This is like how information can travel between folders. The "propagation type" is like a rule that says whether changes in one folder (like adding files to /usb
) should automatically affect other folders (like /folder1
).
A mount state determines whether a member can receive the event. According to the same kernel documentation, there are five mount states:
shared - A mount that belongs to a peer group. Any changes that occur will propagate through all members of the peer group.
slave - One-way propagation. The master mount point will propagate events to a slave, but the master will not see any actions the slave takes.
shared and slave - Indicates that the mount point has a master, but it also has its peer group. The master will not be notified of changes to a mount point, but any peer group members downstream will.
private - Does not receive or forward any propagation events.
Unbindable - Does not receive or forward any propagation events and cannot be bind mounted.
Most container engines use private mount states when mounting a volume inside a container. Hence why you don't see any newly mounted points in a certain namespace in the root namespace.

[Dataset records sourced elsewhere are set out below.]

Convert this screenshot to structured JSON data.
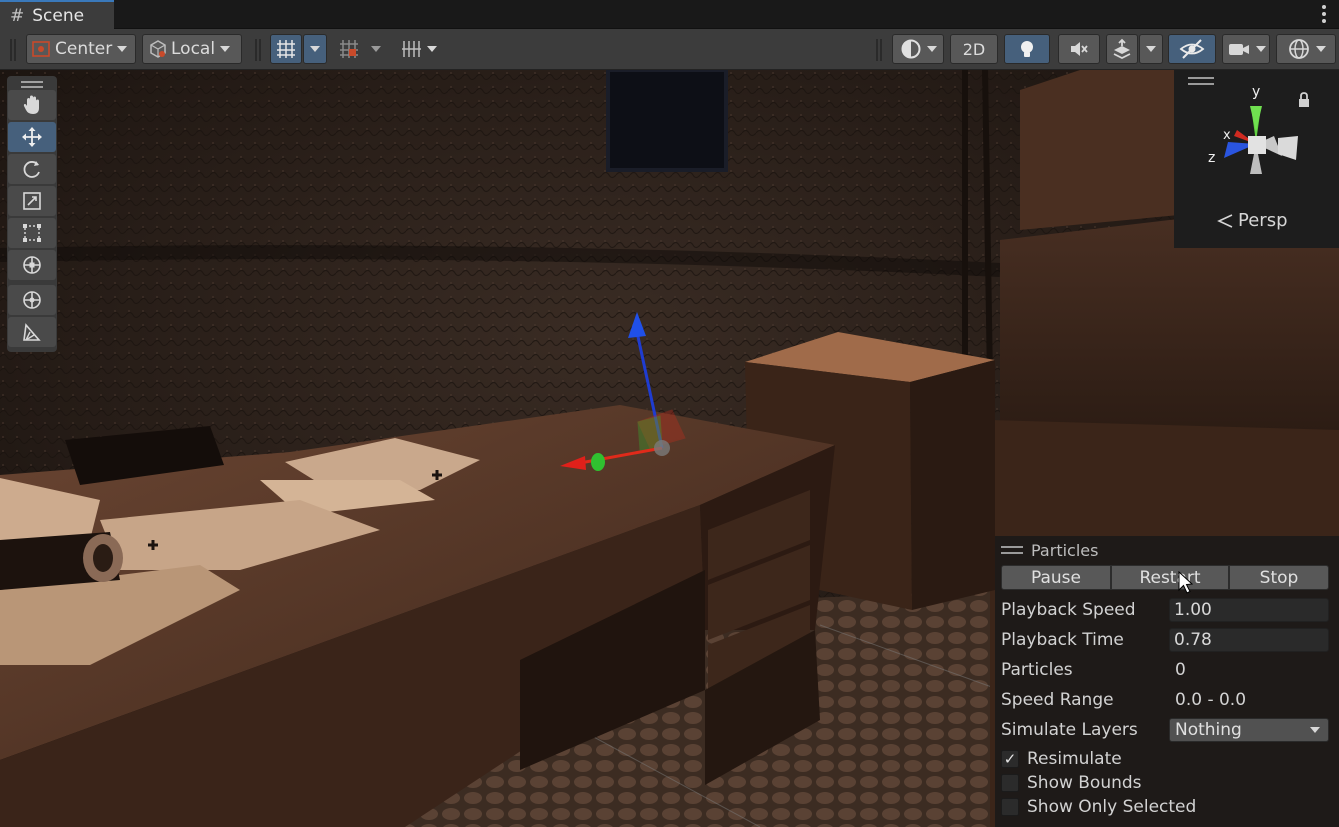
{
  "tab": {
    "title": "Scene"
  },
  "toolbar": {
    "pivot_label": "Center",
    "space_label": "Local",
    "two_d_label": "2D"
  },
  "gizmo": {
    "axis_y": "y",
    "axis_x": "x",
    "axis_z": "z",
    "projection_label": "Persp"
  },
  "particles": {
    "title": "Particles",
    "pause_label": "Pause",
    "restart_label": "Restart",
    "stop_label": "Stop",
    "playback_speed_label": "Playback Speed",
    "playback_speed_value": "1.00",
    "playback_time_label": "Playback Time",
    "playback_time_value": "0.78",
    "particles_label": "Particles",
    "particles_value": "0",
    "speed_range_label": "Speed Range",
    "speed_range_value": "0.0 - 0.0",
    "simulate_layers_label": "Simulate Layers",
    "simulate_layers_value": "Nothing",
    "resimulate_label": "Resimulate",
    "resimulate_checked": true,
    "show_bounds_label": "Show Bounds",
    "show_bounds_checked": false,
    "show_only_selected_label": "Show Only Selected",
    "show_only_selected_checked": false
  },
  "colors": {
    "accent": "#3a79bb",
    "active_button": "#46607c",
    "axis_x": "#e02020",
    "axis_y": "#30c030",
    "axis_z": "#2050e0"
  }
}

In docker, mnt namespaces are the reason you can see a whole new filesystem inside an Ubuntu container for example. The filesystem shown inside the container wouldn't be achievable without mnt namespaces.
Hands-on
Let's mimic exactly what happens in docker. A container sees a completely different root filesystem from the host.
Let's create a new folder newroot
and download the Alpine Linux filesystem.

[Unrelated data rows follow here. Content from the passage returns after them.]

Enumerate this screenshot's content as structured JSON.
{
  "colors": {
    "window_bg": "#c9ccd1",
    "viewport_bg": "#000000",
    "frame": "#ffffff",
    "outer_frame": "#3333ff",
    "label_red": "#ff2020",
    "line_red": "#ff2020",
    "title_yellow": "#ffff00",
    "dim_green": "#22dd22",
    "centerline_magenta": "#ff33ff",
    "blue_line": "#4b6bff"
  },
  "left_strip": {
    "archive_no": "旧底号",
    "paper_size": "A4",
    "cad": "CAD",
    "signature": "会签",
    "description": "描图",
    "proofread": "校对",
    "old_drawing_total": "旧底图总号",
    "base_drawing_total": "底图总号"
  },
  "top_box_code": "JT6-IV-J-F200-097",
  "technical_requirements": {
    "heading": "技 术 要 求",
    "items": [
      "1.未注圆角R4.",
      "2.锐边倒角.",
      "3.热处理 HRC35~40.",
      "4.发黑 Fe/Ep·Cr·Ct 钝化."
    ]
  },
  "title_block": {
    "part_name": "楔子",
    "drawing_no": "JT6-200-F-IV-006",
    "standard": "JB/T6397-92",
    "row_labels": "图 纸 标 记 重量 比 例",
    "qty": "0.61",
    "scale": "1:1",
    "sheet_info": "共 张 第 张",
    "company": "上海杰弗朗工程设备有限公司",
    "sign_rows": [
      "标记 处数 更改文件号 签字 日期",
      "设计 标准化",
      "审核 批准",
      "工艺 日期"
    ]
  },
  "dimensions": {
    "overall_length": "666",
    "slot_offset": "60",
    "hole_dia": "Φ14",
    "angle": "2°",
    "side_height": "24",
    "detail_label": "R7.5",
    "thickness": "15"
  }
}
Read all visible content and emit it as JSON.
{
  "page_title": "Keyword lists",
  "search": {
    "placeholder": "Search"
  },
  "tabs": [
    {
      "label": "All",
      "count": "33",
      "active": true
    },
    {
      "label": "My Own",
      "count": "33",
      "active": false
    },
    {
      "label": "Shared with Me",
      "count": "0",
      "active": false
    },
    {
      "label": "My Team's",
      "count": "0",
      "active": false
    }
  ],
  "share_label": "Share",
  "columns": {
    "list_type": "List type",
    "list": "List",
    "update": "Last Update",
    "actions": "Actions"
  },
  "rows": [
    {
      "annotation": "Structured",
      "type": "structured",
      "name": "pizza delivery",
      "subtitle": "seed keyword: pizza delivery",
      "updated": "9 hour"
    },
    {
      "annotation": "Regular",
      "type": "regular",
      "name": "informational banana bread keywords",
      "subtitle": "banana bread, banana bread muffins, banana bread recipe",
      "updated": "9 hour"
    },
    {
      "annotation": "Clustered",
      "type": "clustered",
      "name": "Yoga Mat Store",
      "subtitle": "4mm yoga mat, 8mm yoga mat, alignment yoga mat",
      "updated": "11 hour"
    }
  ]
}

Assuming we added the user foo-bar
from above (he will be the user that maps to the root user of the new to-be-created namespace)
mkdir example
cd example
mkdir newroot
wget https://dl-cdn.alpinelinux.org/alpine/v3.13/releases/x86_64/alpine-minirootfs-3.13.1-x86_64.tar.gz
tar xvf alpine-minirootfs-3.13.1-x86_64.tar.gz -C newroot
chown foo-bar -R /example/newroot
Now foo-bar (new namespace's root user) will own the new filesystem.
Now if we start a new mount namespace
su foo-bar
unshare -Umr
In this namespace since we didn't specify a mount state
flag. Any mount point created in this namespace is going to be a private mount state. That means it won't propagate or receive any events. It is completely isolated from any other mounts on the same directory.
That's exactly what we're going to do. We are going to create a new mount point of the Alpine filesystem just for this namespace. Then when changing the mount point for the root filesystem for the process, we'll use this one as our new mount point.
cd newroot
mount --bind /example/newroot /example/newroot
This is a self
bind. It binds a directory to itself. This might be confusing but I'll explain.
When you perform a self-binding mount, you are creating a new mount point that points to the same directory. This can be used to change the properties or behavior of that directory within its context. It's a bit like looking at the same directory from a different perspective. It uniquely controls access to it.
When you perform a self-binding mount, you're creating a new way to access the same directory. In simpler terms, you're saying, "Let's look at this directory from a different angle, but it's still the same directory."
Imagine you have a room in a building. Now, you decide to install a mirror on one of the walls. When you look at the mirror, you're not creating a new room. It's still the same room, but you're seeing it differently.
Similarly, self-binding creates a "mirror" or alternate perspective of a directory. This can have some practical applications:
Security Isolation: You can set different permissions or attributes on the "mirrored" directory, effectively isolating it from the original directory. This might be useful for creating a more controlled environment for specific operations.
Access Control: You could have different access rules for the original directory and the bind-mounted version. For example, you might want to allow read-only access through the bind mount, even if the original directory has broader access permissions.
Sandboxing: If you're running specific applications, you might want to provide them a view of a directory that's slightly different from the actual directory, ensuring they interact with the data in a controlled manner.
Temporary Changes: You can temporarily apply different properties or settings to the bind-mounted directory without affecting the original.
After explaining everything all that's left is changing the root filesystem for the new namespace process.
This is usually done by pivot_root
command which changes what the current process views as the root filesystem. I won't be getting into it here but if you need a step-by-step head over to this article.
Summary
Linux namespaces are very complex and they shine when used together to achieve things such as isolation. Diving deep into this complexity makes you appreciate products like Docker and how long we've come to understand these complex concepts. This article featured the first 3 out of 6 used namespaces in Docker. In the next article, I'll be briefly talking about the remaining namespaces. Hope you got a slight glimpse of how everything works behind the scenes!